ΦA×ΦB is Homeomorphic to ΦA⊗pB
For Commutative Banach Algebras A and B over C - ΦA×ΦB is Homeomorphic to ΦA⊗pB
| Proposition: Let $\mathfrak{A}$ and $\mathfrak{B}$ be commutative Banach algebras over $\mathbf{C}$ with unit (though this is not a necessary requirement).
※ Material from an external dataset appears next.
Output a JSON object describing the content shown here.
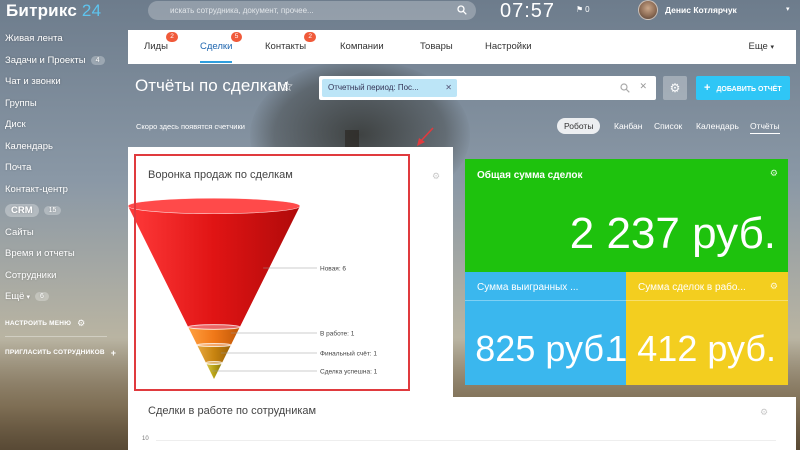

Then $\Phi_{\mathfrak{A}} \times \Phi_{\mathfrak{B}}$ is homeomorphic to $\Phi_{\mathfrak{A} \otimes_p \mathfrak{B}}$. |
Recall that a map $T$ between two topological spaces is a homeomorphism if it is a bijection such that $T$ and $T^{-1}$ are continuous.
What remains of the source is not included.